US rebar market - Import pricing trend shows first signs of life

Thursday, 15 January 2009 13:41:52 (GMT+3)   |  
       

Due to rising scrap prices, Turkish rebar mills are slowly increasing their prices, which means higher offers for US buyers. Meanwhile, although US mills are keeping their published prices stable, on balance, domestic rebar spot prices in the US have weakened further due to the special deals that are happening fairly regularly.

So far, the increases on the import side have been rather meek, as the producers do not want to scare off buyers. The main difference from last week is that offers at the lower end of the range are slowly disappearing. However, while foreign mills are inching up their offering prices, it is not clear yet whether they will stick, and traders have yet to raise their prices for US customers.

Most import rebar from Turkey offered in the US still ranges from approximately $24.50 cwt. to $25.50 cwt. ($540 /mt to $562 /mt or $490 /nt to $510 /nt), duty-paid, FOB loaded truck in US Gulf ports. There are some inquiries to south Florida ports; however, due to higher freight rates, offers are on the higher end of the above range. Mexican mills have also caught on to the slight up-trend and have raised their rebar offers for the US by about $1.00 cwt. ($22 /mt or $20 /nt) since last week, with most offers now ranging from $25.50 cwt. to $26.50 cwt. ($562 /mt to $584 /mt or $510 /nt to $530 /nt) loaded truck in Houston. 

On the domestic front, as of Wednesday afternoon, US longs leader Nucor had stayed mum so far on whether it would adjust rebar base prices in February, and by how much. However, the company has quietly advised many customers that it will keep prices stable by reducing base prices by the same amount that the raw material surcharge (RMS) will increase, which is $8/nt ($0.40 cwt. or $9 /mt).

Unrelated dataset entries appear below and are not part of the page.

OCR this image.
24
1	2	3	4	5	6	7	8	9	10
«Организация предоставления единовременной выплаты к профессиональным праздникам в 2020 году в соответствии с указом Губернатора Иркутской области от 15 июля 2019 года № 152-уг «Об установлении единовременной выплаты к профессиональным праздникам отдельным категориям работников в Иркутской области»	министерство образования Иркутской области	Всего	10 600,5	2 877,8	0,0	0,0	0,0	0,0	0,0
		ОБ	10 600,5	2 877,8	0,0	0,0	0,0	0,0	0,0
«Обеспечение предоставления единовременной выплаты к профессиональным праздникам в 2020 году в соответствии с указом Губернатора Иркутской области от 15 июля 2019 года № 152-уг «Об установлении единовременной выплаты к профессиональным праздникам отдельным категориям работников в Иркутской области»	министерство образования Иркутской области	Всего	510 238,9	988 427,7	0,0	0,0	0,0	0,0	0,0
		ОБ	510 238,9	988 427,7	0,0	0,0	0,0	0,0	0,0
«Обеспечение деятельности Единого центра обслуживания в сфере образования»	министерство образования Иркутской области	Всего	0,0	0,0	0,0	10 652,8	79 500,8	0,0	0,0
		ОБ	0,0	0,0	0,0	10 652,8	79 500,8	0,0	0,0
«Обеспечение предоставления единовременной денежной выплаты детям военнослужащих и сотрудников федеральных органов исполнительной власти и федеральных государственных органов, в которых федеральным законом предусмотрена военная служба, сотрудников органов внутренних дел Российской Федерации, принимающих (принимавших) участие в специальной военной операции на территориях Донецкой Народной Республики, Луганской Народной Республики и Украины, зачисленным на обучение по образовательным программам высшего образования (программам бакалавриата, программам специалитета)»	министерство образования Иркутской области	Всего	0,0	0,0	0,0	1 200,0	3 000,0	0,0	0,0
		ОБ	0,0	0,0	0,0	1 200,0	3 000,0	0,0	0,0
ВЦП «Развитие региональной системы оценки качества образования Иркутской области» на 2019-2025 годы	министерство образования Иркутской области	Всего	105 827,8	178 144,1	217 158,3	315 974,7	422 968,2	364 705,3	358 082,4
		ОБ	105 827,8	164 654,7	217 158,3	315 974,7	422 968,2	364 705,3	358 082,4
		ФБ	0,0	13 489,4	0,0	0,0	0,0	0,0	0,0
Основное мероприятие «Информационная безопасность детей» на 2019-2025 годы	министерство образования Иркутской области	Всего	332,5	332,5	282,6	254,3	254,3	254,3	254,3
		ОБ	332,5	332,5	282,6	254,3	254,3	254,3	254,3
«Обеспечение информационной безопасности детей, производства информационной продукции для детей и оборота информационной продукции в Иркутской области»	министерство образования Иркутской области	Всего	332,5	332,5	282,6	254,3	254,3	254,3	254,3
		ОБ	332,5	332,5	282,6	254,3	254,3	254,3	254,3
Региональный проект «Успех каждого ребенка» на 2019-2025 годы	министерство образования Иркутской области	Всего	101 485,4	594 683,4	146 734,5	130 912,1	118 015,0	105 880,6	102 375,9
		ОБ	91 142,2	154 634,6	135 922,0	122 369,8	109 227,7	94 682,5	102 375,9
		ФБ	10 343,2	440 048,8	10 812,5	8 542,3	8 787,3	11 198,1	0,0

Still, while domestic prices will officially remain stable for another month, buyers say that any decent-sized rebar order can be obtained at the level of $27.00 cwt. to $27.50 cwt. ($595 /mt to $606 /mt or $540 /nt to $550 /nt) FOB mill, which represents a decrease of $1.00 cwt. since last week. End-use demand is still quite weak, and domestic mills would rather get some business at lower prices than no business at all. Domestic producers have a tight line to walk, as they don't want to lose market share to cheaper imports, and, at the same time, they do not want to officially lower prices since they need to restore buyer confidence in the market. As a result, quiet deals at lower prices have been struck on a case-by-case basis, which has brought the domestic price to its current level.

With import prices trending slightly upward, however, the domestic pricing trend is now neutral. The market is at or close to the bottom, and unless the foreign mills are unsuccessful in their price increases, or scrap prices plummet, it is unlikely that the domestic price will decrease further in the next couple of weeks. More likely, the import price will slowly rise to meet, or hover just under, the domestic level.

On the customer end, inventories for certain sizes are very low, and many smaller distributors have next to no material in their yard and are relying on small, immediate truck deliveries. It is definitely a buyer's market, but on the bright side, the low inventories in the market will make the rebound quicker and more pronounced once demand shows the first signs of improvement.

With the economic news seemingly getting worse by the day, the one bright spot for the US rebar market is President-elect Obama's proposed economic stimulus plan. Part of this proposed plan will involve massive investment in US infrastructure. Such a plan would give a significant boost to the US steel market, particularly to rebar, as most infrastructure building, such as roadway construction, requires a lot of it. But assuming that the plan goes through by mid-February as expected, many believe that the steel market probably won't start to benefit for at least six to eight months. In the meantime, the US rebar market will be left to its own devices to deal with the continuing soft demand.